Александр Тиняков. Человек и персонаж. Роман СенчинЧитать онлайн книгу.
Возникла у автора цель всё охватить, всё описать, и вот результат. Вызывающий то, что принято нынче называть испанским стыдом.
И нельзя не отметить обилие посвящений и эпиграфов. Чуть ли не четверть стихотворений предваряют эпиграфы из Брюсова, Бальмонта, Достоевского, Сологуба, Баратынского, Данте, Эдгара По. Причем некоторые – лобовые. Вот эпиграф: «Шесть тонких гильз с бездымным порохом. В.Брюсов» – и понеслось с этой же брюсовской строчки:
«Шесть тонких гильз с бездымным порохом»
Вложив в блестящий барабан,
Отдернул штору с тихим шорохом,
Взглянул на улицу в туман.
Так ветер дьявольскими пальцами
Качал упорно фонари,
Спешил за поздними скитальцами
И пел одно: «Умри! умри!»
Все промелькнувшее, бесплодное
С внезапной дрожью вспомнил я,
И вот к виску дуло холодное
Прижалось нежно, как змея.
На золотом далеком куполе
Играл, дробясь, неясный луч, —
И пальцы – с трепетом – нащупали
К последней двери верный ключ.
Чего ж я медлю, замирающий?
И что мне скажут фонари?
Иль ветер, горестно рыдающий,
Не мне твердит: «Умри! умри!»
Неплохое стихотворение? По-моему, неплохое, есть и по-настоящему сильный момент: «И пальцы – с трепетом – нащупали / К последней двери верный ключ». И финал отличный. Но, спрашивается, зачем самоубийце вкладывать в револьверный барабан целых шесть «гильз»? Наверняка для того, чтоб соответствовать Брюсову.

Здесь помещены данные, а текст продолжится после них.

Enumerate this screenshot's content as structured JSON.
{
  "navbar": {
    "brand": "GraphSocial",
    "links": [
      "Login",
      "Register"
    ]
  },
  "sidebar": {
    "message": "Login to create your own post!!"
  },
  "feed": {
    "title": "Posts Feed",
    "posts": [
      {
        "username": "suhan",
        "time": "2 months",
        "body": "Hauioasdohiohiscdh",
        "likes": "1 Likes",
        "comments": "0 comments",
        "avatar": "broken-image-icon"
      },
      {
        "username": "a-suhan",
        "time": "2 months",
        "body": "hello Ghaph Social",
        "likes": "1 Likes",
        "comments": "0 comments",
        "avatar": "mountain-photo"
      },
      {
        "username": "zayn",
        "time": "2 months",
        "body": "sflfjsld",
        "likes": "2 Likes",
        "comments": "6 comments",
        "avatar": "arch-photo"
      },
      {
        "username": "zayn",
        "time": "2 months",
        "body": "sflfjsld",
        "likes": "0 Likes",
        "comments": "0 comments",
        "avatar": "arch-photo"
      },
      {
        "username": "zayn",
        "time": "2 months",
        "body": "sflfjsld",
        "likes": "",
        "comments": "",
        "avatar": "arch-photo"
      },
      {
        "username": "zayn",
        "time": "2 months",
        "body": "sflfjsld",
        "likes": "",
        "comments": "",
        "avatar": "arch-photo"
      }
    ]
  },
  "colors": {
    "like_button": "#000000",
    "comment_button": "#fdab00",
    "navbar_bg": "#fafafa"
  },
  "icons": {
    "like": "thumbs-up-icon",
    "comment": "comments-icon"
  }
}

И перекличка с рассказом тиняковского земляка Леонида Андреева «В тумане», опубликованным еще в 1902 году, очевидна.
А вот абсолютно бодлеровское:
На весенней травке падаль…
Остеклевшими глазами
Смотрит в небо, тихо дышит,
Забеременев червями.
Жизни новой зарожденье
Я приветствую с улыбкой,
И алеют, как цветочки,
Капли сукровицы липкой.
Немало и наивных, искусственных, непугающих страшилок. По сути, им отдана вся последняя часть сборника, посвященная «тени Ф.П.Карамазова».
Я – гад. Я все поганю
Дыханьем уст гнилых
И счастлив, если раню
Невинных и святых.
Любовь и благородство
Мне любо осквернять,
Я лишь свое уродство
Могу благословлять… —
и так далее, и тому подобное.
Есть эстетство, тоже искусственное, нарочитое. Приведу первую строфу самого характерного из таких стихотворений:
В стране рыдающих метелей,
Где скорбь цветет и дышит страх,
Я сплел на мертвых берегах
Венок из грустных асфоделей…
Оно датировано октябрем 1908 года. Для того времени, наверное, было свежим, но в 1912-м вряд ли могло кого-нибудь удивить и тронуть.